Needless to say, it has provided me with incredible adventures. I’ve wound up going undercover as a private investigator, going on beautiful boats on the Hudson, — even getting a private concert by none other than Mr. Timberlake! It has been, in a word, wild. And just what I needed for my recovery.
As an actor, I have a lot of friends that are “in the biz” which allows for some pretty cool opportunities.
Like. Fashion Week.
If you are unaware, Fashion Week in New York is upon us, where clothing (and technology!) designers showcase their latest collections down NY’s hallowed catwalks.
The tickets to said events are next to impossible to get. You have to either be North West Kardashian, Queen Bey, or the live-in-assistant of fashion royalty, and even then – you’ll be battling tooth and nail to get a seat.
Well. I just so happen to have a friend working production at one of the shows, and he was able to score me two tickets. Second row. VIP.

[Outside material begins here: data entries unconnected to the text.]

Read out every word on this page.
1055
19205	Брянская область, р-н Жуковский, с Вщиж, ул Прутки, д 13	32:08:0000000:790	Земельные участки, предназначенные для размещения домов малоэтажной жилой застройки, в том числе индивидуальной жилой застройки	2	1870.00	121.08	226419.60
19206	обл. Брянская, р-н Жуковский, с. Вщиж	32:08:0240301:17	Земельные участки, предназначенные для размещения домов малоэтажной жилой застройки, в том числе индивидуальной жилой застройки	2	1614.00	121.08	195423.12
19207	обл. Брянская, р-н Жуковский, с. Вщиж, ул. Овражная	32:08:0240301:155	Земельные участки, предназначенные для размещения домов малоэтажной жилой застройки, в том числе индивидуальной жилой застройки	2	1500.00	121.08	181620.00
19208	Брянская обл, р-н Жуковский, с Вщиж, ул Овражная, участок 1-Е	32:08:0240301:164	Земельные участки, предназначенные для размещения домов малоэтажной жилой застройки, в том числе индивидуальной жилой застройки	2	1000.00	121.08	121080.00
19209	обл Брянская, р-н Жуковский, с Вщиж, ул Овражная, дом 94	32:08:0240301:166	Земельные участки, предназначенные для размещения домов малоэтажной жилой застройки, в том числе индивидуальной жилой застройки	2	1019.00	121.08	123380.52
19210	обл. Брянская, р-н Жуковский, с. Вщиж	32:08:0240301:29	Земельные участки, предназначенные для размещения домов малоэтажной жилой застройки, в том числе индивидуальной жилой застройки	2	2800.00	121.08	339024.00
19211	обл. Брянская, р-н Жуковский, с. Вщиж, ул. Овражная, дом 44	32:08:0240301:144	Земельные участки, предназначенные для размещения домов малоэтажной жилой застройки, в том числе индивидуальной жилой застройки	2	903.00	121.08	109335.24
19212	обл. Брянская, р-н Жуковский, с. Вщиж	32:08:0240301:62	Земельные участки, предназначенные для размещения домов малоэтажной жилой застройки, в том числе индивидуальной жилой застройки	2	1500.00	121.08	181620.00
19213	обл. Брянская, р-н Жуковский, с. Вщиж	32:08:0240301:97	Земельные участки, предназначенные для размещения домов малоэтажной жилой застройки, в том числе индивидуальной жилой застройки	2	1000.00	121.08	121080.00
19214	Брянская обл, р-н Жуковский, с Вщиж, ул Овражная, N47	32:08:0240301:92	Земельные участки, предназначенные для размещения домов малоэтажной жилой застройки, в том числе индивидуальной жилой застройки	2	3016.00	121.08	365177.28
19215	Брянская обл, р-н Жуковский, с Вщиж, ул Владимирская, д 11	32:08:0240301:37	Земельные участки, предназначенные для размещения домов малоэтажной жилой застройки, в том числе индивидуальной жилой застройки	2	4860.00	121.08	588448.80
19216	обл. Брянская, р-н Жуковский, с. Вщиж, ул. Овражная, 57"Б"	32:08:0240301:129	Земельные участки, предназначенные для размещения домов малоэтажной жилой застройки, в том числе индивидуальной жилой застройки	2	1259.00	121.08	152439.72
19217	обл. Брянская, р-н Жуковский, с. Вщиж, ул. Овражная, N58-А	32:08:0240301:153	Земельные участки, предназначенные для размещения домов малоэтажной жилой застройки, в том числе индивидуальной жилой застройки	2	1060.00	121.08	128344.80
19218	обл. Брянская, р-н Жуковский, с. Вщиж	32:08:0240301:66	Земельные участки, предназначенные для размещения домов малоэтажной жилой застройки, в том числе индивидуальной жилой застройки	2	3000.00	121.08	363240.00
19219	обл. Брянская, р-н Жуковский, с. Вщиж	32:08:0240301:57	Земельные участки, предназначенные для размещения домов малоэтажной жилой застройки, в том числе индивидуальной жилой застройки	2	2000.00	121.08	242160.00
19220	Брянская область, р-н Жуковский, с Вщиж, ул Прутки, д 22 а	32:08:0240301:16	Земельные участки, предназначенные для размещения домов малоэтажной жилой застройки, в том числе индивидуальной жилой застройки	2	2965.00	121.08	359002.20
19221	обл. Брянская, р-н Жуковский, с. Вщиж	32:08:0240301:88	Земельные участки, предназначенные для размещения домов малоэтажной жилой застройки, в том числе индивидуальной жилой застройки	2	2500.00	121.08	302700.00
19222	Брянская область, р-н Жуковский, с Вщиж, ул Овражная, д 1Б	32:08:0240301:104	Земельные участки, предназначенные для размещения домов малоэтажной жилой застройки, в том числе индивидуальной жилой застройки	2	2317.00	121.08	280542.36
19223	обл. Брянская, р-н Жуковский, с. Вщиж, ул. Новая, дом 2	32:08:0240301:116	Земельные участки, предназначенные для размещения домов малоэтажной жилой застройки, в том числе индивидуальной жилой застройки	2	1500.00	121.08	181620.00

I mean. Seriously, howwww in the H-E-double-hockey-sticks did that happen?!?
But I have a confession.
After much contemplation, I turned them down.
Yes, Karen, I turned down tickets to probably one of the most exclusive events I will ever have the privilege of attending.
And here’s why.
Yes, it would have been, in a word, thrilling, to go to the Fashion Week event. But to think about sitting there, fully submerged in a world where unnatural thinness is glorified and gaunt models (many of whom have eating disorders) are on parade, it did not sound like something that would have been good for me, a survivor of anorexia.
Let’s be clear here: I am strong in my recovery. It’s not that I don’t think I could “handle it.” I mean, I have to sit in the same audition waiting rooms with those type models. But you see, now, I am at a place where I do not long for that lifestyle anymore. I don’t find an emaciated body attractive anymore. Frankly, when I come across someone who is suffering from anorexia, my heart breaks for them and aches, remembering the pain from my past.
But I am also strong enough to know that submerging myself at an event, where (at least in my eyes) anorexia is literally on display, nay — applauded and glorified — would have been a situation where I would have been really tested.
So I decided to put the kibosh on that, and not even give myself the chance to get shaken up.
I was avoiding temptation.
This concept is not new.
In fact, at church, we talk about it every Sunday, however it is often overlooked, since it is in the Our Father prayer.
“Lead us not into temptation.” Matt 6:13
And this extends far beyond eating disorders, too.
Temptations come in all shapes and sizes.
Overeating. Binge drinking. Bad things on the internet. Compulsive online shopping. Lust. Rage. Anger. Gossip. Drug use. Holding a grudge.
Maybe your way of “turning down the tickets” would be taking a different route home after work so as to avoid the McDonald’s drive through. Or only paying with cash, so as not to overdraw your check book. Perhaps you need to enact a “no computer after 10pm” rule for yourself. Maybe keep the dorm room door open with your boyfriend. Or limit alcohol consumption to weekends only.
We are strong. Capable. Sound of mind and heart. We’ve been gifted those virtues. But we’ve got to realize, we’re not invincible. And we’ve got to protect our hearts and, at least for me, my recovery.
Because if I knowingly dive into shark infested waters, not only am I incredibly stupid, but I’m also going to get bit.